When I heard that Pittsburgh Steeler linebacker James Harrison was taking a pass on the team's scheduled trip to the White House this week, I figured there was a good reason. A wedding, maybe. Perhaps somebody's graduation. Or even a really good excuse, like he was washing his hair.
But the truth is, Harrison's absence from the visit is, well, a little hard to explain. Let me let him do so, in his own muddled way of thinking:
"If you want to see the Pittsburgh Steelers, invite us when we don't win the Super Bowl," he told Pittsburgh's WTAE-TV. "So as far as I'm concerned he would have invited Arizona if they had won."
No fooling, Sherlock. That's how it works.
At least Harrison is consistent. He also blew off the victory lap in 2006, when the Steelers last won the Super Bowl (and a different President was living at 1600 Pennsylvania Avenue).
Look, an argument can be made that these White House celebrations of sports victories are silly. They're a pretty obvious excuse for the President to wrap himself in the glow of success. And they're not equal-opportunity: when was the last time the NCAA Division II softball champs got the treatment?

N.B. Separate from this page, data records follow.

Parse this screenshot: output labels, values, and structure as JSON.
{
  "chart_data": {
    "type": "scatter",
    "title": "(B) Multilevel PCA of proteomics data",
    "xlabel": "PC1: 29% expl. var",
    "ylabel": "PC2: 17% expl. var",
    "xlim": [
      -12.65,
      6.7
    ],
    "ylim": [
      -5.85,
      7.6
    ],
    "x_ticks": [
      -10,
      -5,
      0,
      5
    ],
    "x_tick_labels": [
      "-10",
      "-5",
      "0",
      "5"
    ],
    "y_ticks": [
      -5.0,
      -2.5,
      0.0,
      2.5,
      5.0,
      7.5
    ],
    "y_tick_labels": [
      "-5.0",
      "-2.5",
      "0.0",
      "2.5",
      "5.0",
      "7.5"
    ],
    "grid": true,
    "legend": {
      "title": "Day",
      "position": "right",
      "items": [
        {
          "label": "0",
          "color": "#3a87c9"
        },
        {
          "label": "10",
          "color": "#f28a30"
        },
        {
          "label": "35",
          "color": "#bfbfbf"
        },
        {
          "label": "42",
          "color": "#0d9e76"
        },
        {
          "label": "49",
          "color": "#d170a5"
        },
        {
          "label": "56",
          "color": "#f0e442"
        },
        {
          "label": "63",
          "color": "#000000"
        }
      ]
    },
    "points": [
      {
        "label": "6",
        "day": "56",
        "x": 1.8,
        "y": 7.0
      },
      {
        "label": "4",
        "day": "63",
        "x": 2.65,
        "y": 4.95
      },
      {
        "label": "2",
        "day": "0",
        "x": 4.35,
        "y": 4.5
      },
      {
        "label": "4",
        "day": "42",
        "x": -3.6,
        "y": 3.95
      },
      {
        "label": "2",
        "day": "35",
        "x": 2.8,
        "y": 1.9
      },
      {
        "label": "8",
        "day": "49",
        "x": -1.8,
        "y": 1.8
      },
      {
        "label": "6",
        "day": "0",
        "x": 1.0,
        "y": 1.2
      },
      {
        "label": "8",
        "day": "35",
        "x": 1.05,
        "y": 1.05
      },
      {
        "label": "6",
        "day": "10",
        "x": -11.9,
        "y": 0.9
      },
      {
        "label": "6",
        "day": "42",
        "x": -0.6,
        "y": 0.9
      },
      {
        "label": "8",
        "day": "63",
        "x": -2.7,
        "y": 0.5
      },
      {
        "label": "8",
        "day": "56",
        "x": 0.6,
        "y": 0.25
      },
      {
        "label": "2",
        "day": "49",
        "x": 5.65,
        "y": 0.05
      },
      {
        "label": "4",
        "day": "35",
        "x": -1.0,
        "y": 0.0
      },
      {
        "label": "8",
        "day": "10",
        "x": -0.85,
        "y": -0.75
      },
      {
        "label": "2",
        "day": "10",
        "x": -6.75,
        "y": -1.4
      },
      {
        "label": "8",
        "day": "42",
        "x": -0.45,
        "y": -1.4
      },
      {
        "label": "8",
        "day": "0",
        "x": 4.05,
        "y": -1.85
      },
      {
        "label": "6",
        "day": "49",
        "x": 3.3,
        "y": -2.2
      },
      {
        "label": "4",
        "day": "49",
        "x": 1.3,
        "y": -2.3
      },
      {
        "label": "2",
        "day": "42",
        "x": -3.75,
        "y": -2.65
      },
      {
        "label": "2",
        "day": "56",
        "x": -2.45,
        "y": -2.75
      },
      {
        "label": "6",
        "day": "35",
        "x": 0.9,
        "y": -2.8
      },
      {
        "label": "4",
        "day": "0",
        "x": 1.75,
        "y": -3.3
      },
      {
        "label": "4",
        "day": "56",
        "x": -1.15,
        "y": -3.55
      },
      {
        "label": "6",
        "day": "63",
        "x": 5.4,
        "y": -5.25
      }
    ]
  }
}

But as someone who got to make this trip once (in 1993, while covering the Dallas Cowboys), I have to tell you: only a complete idiot would pass up the chance without a compelling reason. You get a behind-the-scenes look at the center of power in our nation. And you get some unscripted time with The Leader Of The Free World (in '93, that was Bill Clinton, who played havoc with that day's White House schedule by schmoozing the team in the East Room for about 2 hours).
Obviously, James Harrison's world view isn't broad enough to get all that. Fine. His loss.